The dictionary--Pat, we had to look them up too! And if we acted like we know what a word meant (when dad knew we didn't), we still had to pull out the dictionary. Or the globe, to look up countries. Or an atlas, Pete. And my dad STILL pulls out an atlas when we hear news reports. "Where exactly is that?" And that leads to another country, and "I wonder what products they could possibly grow in xyz" and "Why do suppose they'd be fighting over that piece of land" and so on.
Myanmar. So exotic. Madagascar. Burkina Faso.
I love the idiolect, too, and the Whorf-Sapir Hypothesis. I can believe that language and thought have tremendously strongs connections. I know, too, that even in the same household, individuals "see" words differently. Five children less than 6 years apart in age in my family--went to the same schools, watched the same TV, same parents--yet I know we don't perceive meanings the same. I marvel while sometimes I also want to scream. Why are we so different?

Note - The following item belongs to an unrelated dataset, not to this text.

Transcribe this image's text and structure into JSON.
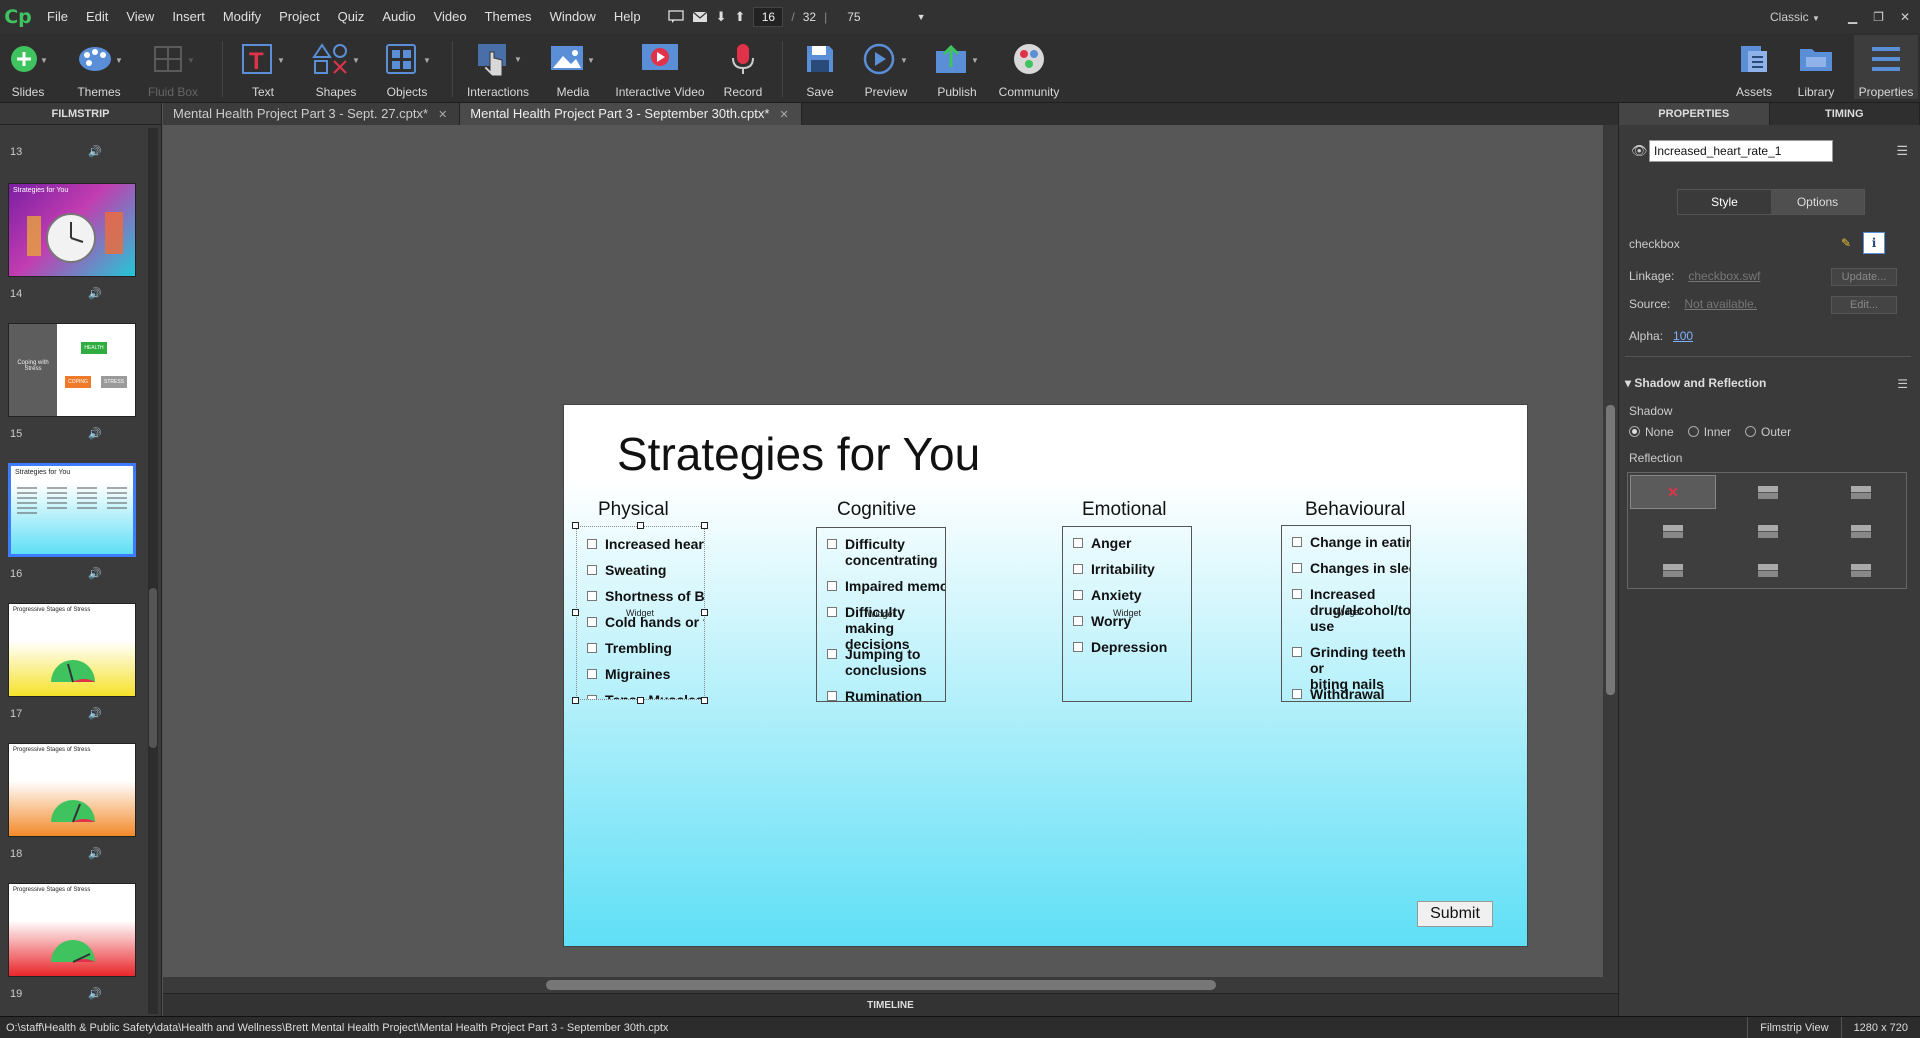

And Gaelic too! Gina, do you speak and read it? My mother got back from her first trip to Ireland yestereday and was tickled by a store where they purposely spoke no English. She said she couldn't understand any of the signs in the shop, either, but found it wonderful.
This is a fantastic lesson in language appreciation, everyone. I am awestruck. Thanks for contributing!
There was a terrible problem with auto accidents for the longest time after the road-signs were switched from Gael to English, but, after awhile, people adjusted..and Gael was reinstated so, that helped too ~
O, Karen- I forgot to leave my translation! 'Go medai Dia thu' means: "Go with God"
The sound of the expression I used is this : Goe - m' die Di-ah Thoo (with a whisper of "t" at the end of "thu"...
I am no writer, but I have always loved words. They make more sense than people do. For a long time, I was the only person I knew of who would read the dictionary for pleasure, and I do just love the way words look and sound, the way they feel in your mouth. I read out loud to myself just to have that mouth feel.
I have never spelled alphabetically, but much of the time I do think in text format - being an artist I also think in imagery, but I do tend to spell words as people speak. Can't help it.
Gina, I would love to hear you speak. How beautiful the words must sound. I understood most of your Go with God, but how is medai translated?
Ivy, thanks for the heads up. I'll definitely check out the language guy, as will others here I have no doubt. Would love to read your own reflection on words when you write it.
Thanks Becca. Are you sure you're not a writer? Those who love the written word and love to play with words make wonderful writers. Just ask Pat S. We only recently got her started on the writer's path--pulled her into it, if truth be told--and she's marvelous. I'll encourage you to just write. Share a glimpse of your life and do it with the passion and love for words that you have. I'm sure it will be something we'd all enjoy.
Kathryn, do you think our parents read to us too much as children? ;-) I have another mental word game I play, but it's too complicated to explain. I readily admit that I find myself playing it when I should be listening to someone!